If you are getting your daily dose of caffeine from your local Starbucks, you are probably aware of the additional fees associated with choosing plant-based milk. Ranging from fifty to seventy cents on average, the upcharge has many protesting the popular coffee chain in the vegan community.
Barrier to Progress
While the slightly higher price may not seem like a massive sacrifice to most, the issue is more about the unfair barriers to plant-based consumption than the money. As more consumers make more ethically responsible choices, the fact that corporations would continue to keep a pointless charge for plant-based milk seems archaic. Eliminating the charge could potentially lead customers to try new options and enjoy their favorite coffee drinks dairy-free. As this is a win for the environment and the animals, it likely comes down to the bottom line- financial gain.
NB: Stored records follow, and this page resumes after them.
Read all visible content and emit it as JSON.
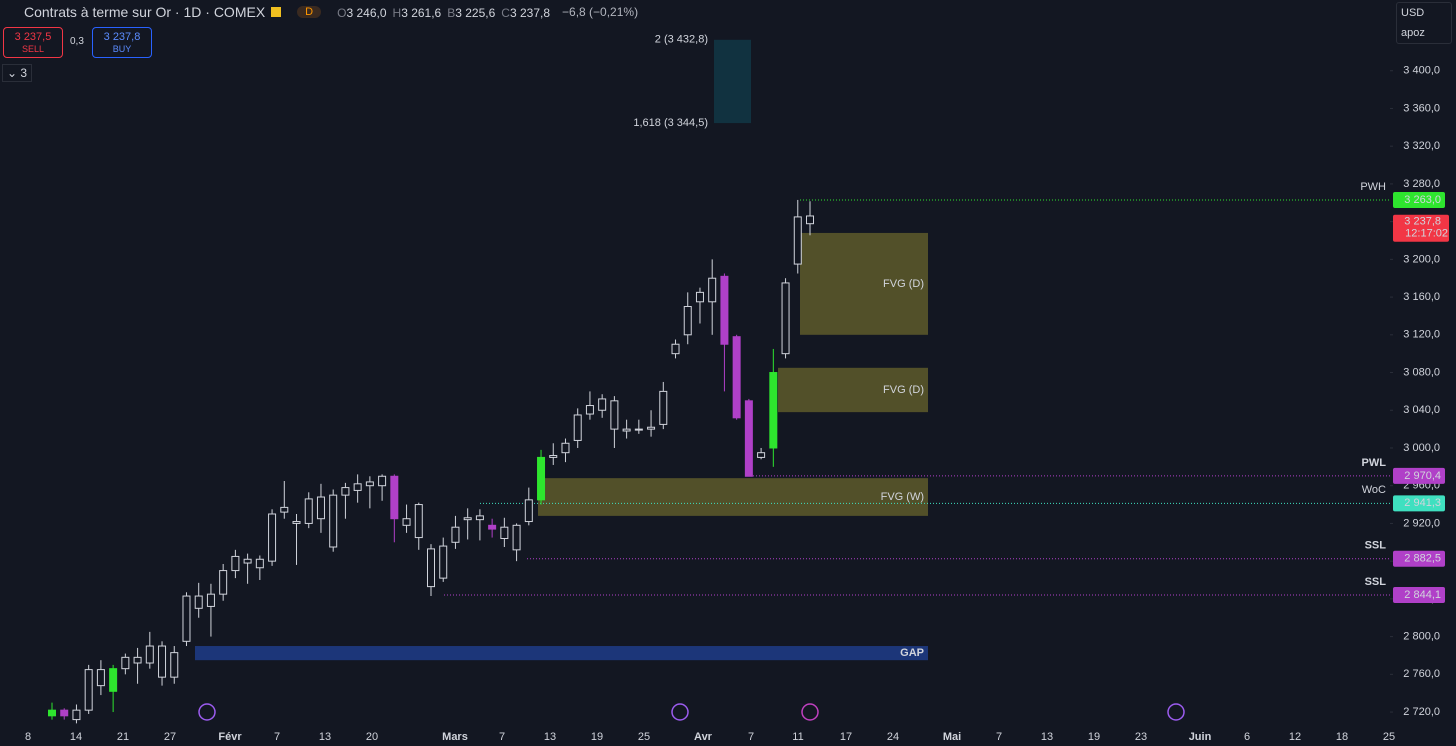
{
  "header": {
    "title": "Contrats à terme sur Or · 1D · COMEX",
    "badge": "D",
    "ohlc": [
      {
        "k": "O",
        "v": "3 246,0"
      },
      {
        "k": "H",
        "v": "3 261,6"
      },
      {
        "k": "B",
        "v": "3 225,6"
      },
      {
        "k": "C",
        "v": "3 237,8"
      }
    ],
    "change": "−6,8 (−0,21%)",
    "sell_price": "3 237,5",
    "sell": "SELL",
    "spread": "0,3",
    "buy_price": "3 237,8",
    "buy": "BUY",
    "indicators": "3",
    "currency": "USD",
    "user": "apoz"
  },
  "chart_data": {
    "type": "candlestick",
    "ylim": [
      2684,
      3475
    ],
    "yticks": [
      {
        "value": 3400,
        "label": "3 400,0"
      },
      {
        "value": 3360,
        "label": "3 360,0"
      },
      {
        "value": 3320,
        "label": "3 320,0"
      },
      {
        "value": 3280,
        "label": "3 280,0"
      },
      {
        "value": 3240,
        "label": "3 240,0"
      },
      {
        "value": 3200,
        "label": "3 200,0"
      },
      {
        "value": 3160,
        "label": "3 160,0"
      },
      {
        "value": 3120,
        "label": "3 120,0"
      },
      {
        "value": 3080,
        "label": "3 080,0"
      },
      {
        "value": 3040,
        "label": "3 040,0"
      },
      {
        "value": 3000,
        "label": "3 000,0"
      },
      {
        "value": 2960,
        "label": "2 960,0"
      },
      {
        "value": 2920,
        "label": "2 920,0"
      },
      {
        "value": 2880,
        "label": "2 880,0"
      },
      {
        "value": 2840,
        "label": "2 840,0"
      },
      {
        "value": 2800,
        "label": "2 800,0"
      },
      {
        "value": 2760,
        "label": "2 760,0"
      },
      {
        "value": 2720,
        "label": "2 720,0"
      }
    ],
    "categories": [
      "8",
      "14",
      "21",
      "27",
      "Févr",
      "7",
      "13",
      "20",
      "Mars",
      "7",
      "13",
      "19",
      "25",
      "Avr",
      "7",
      "11",
      "17",
      "24",
      "Mai",
      "7",
      "13",
      "19",
      "23",
      "Juin",
      "6",
      "12",
      "18",
      "25"
    ],
    "candles": {
      "open": [
        2716,
        2722,
        2712,
        2722,
        2765,
        2742,
        2766,
        2778,
        2772,
        2790,
        2757,
        2795,
        2843,
        2832,
        2845,
        2870,
        2878,
        2873,
        2880,
        2932,
        2920,
        2920,
        2948,
        2895,
        2950,
        2955,
        2960,
        2960,
        2970,
        2925,
        2940,
        2893,
        2862,
        2900,
        2926,
        2924,
        2918,
        2916,
        2892,
        2922,
        2945,
        2990,
        2995,
        3008,
        3036,
        3040,
        3050,
        3018,
        3020,
        3020,
        3025,
        3100,
        3120,
        3155,
        3155,
        3182,
        3118,
        3050,
        2990,
        3000,
        3100,
        3195,
        3246
      ],
      "high": [
        2730,
        2724,
        2728,
        2770,
        2775,
        2770,
        2782,
        2788,
        2805,
        2795,
        2790,
        2847,
        2857,
        2856,
        2877,
        2892,
        2888,
        2886,
        2935,
        2965,
        2930,
        2953,
        2962,
        2956,
        2963,
        2972,
        2970,
        2972,
        2972,
        2940,
        2942,
        2898,
        2905,
        2928,
        2936,
        2935,
        2925,
        2926,
        2920,
        2958,
        2998,
        3005,
        3010,
        3042,
        3060,
        3057,
        3055,
        3030,
        3030,
        3040,
        3070,
        3115,
        3165,
        3170,
        3200,
        3185,
        3120,
        3052,
        3000,
        3105,
        3180,
        3263,
        3261.6
      ],
      "low": [
        2712,
        2712,
        2708,
        2718,
        2738,
        2720,
        2760,
        2750,
        2766,
        2748,
        2750,
        2790,
        2820,
        2800,
        2838,
        2862,
        2856,
        2860,
        2875,
        2925,
        2876,
        2915,
        2910,
        2890,
        2925,
        2942,
        2936,
        2944,
        2900,
        2910,
        2892,
        2843,
        2858,
        2893,
        2903,
        2902,
        2905,
        2895,
        2880,
        2918,
        2940,
        2982,
        2985,
        3000,
        3030,
        3032,
        3000,
        3010,
        3015,
        3012,
        3020,
        3095,
        3110,
        3132,
        3120,
        3060,
        3030,
        2970,
        2988,
        2980,
        3095,
        3185,
        3225.6
      ],
      "close": [
        2722,
        2716,
        2722,
        2765,
        2748,
        2766,
        2778,
        2772,
        2790,
        2757,
        2783,
        2843,
        2830,
        2845,
        2870,
        2885,
        2882,
        2882,
        2930,
        2937,
        2922,
        2946,
        2925,
        2950,
        2958,
        2962,
        2964,
        2970,
        2925,
        2918,
        2905,
        2853,
        2896,
        2916,
        2924,
        2928,
        2914,
        2904,
        2918,
        2945,
        2990,
        2992,
        3005,
        3035,
        3045,
        3052,
        3020,
        3020,
        3020,
        3022,
        3060,
        3110,
        3150,
        3165,
        3180,
        3110,
        3032,
        2970,
        2995,
        3080,
        3175,
        3245,
        3237.8
      ],
      "colors": [
        "#2ee52e",
        "#b040c8",
        "#131722",
        "#131722",
        "#131722",
        "#2ee52e",
        "#131722",
        "#131722",
        "#131722",
        "#131722",
        "#131722",
        "#131722",
        "#131722",
        "#131722",
        "#131722",
        "#131722",
        "#131722",
        "#131722",
        "#131722",
        "#131722",
        "#131722",
        "#131722",
        "#131722",
        "#131722",
        "#131722",
        "#131722",
        "#131722",
        "#131722",
        "#b040c8",
        "#131722",
        "#131722",
        "#131722",
        "#131722",
        "#131722",
        "#131722",
        "#131722",
        "#b040c8",
        "#131722",
        "#131722",
        "#131722",
        "#2ee52e",
        "#131722",
        "#131722",
        "#131722",
        "#131722",
        "#131722",
        "#131722",
        "#131722",
        "#131722",
        "#131722",
        "#131722",
        "#131722",
        "#131722",
        "#131722",
        "#131722",
        "#b040c8",
        "#b040c8",
        "#b040c8",
        "#131722",
        "#2ee52e",
        "#131722",
        "#131722",
        "#131722"
      ]
    },
    "zones": [
      {
        "label": "FVG (D)",
        "high": 3228,
        "low": 3120,
        "color": "#5e5a2a"
      },
      {
        "label": "FVG (D)",
        "high": 3085,
        "low": 3038,
        "color": "#5e5a2a"
      },
      {
        "label": "FVG (W)",
        "high": 2968,
        "low": 2928,
        "color": "#5e5a2a"
      },
      {
        "label": "GAP",
        "high": 2790,
        "low": 2775,
        "color": "#1f3c88"
      }
    ],
    "fib": [
      {
        "label": "2 (3 432,8)",
        "value": 3432.8
      },
      {
        "label": "1,618 (3 344,5)",
        "value": 3344.5
      }
    ],
    "levels": [
      {
        "name": "PWH",
        "value": 3263,
        "label": "3 263,0",
        "color": "#2ee52e"
      },
      {
        "name": "PWL",
        "value": 2970.4,
        "label": "2 970,4",
        "color": "#b040c8"
      },
      {
        "name": "WoC",
        "value": 2941.3,
        "label": "2 941,3",
        "color": "#3fe0c0"
      },
      {
        "name": "SSL",
        "value": 2882.5,
        "label": "2 882,5",
        "color": "#b040c8"
      },
      {
        "name": "SSL",
        "value": 2844.1,
        "label": "2 844,1",
        "color": "#b040c8"
      }
    ],
    "last": {
      "value": 3237.8,
      "label": "3 237,8",
      "countdown": "12:17:02"
    }
  }
}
The ability to order plant-based milk without extra charges extends beyond the vegan community. Lactose intolerance is common among people of color. The practice of charging extra makes Starbucks inaccessible to customers. Dairy allergies are serious and the most common allergy for children under 16. This realization has led popular coffee chains to discontinue the practice of charging extra for alternative milk. Starbucks may retain and gain customers by following suit.
Beginnings of Change
Fortunately, the plea of concerned consumers has been heard and addressed in some areas of the world. Starbucks UK has committed to dropping the extra charge, and other countries across the globe have expressed interest in doing the same. To unite in solidarity with its many customers seeking plant-based options without barriers would be a massive sign of goodwill.
Protests Big and Small
The urgency to end the premium prices has been recognized and boosted by celebrity voices and influential organizations. Peta has increased pressure on Starbucks by organizing active protests like the one in Manhattan headlined by actor James Cromwell. While not every protest will make popular news, concerned consumers can still support the cause in their own way. Writing to corporation CEOs, choosing chains that support vegan causes, and signing petitions demanding change can help like-minded voices be heard.
There is some good news on the horizon with the recent addition of CauliMilk to the Starbucks menu. At first glance, it seems to be a potential winner as far as being environmentally and allergy-friendly, and cruelty-free. The chain has committed to offering this alternative without the extra charges that most plant-based milk will incur. While this serves as a sign of progress, the sluggish response to years of protest is disheartening. Hopefully, a positive response will garner future decision-making that considers the conscious customers that desire their coffee without cruelty- or unnecessary charges.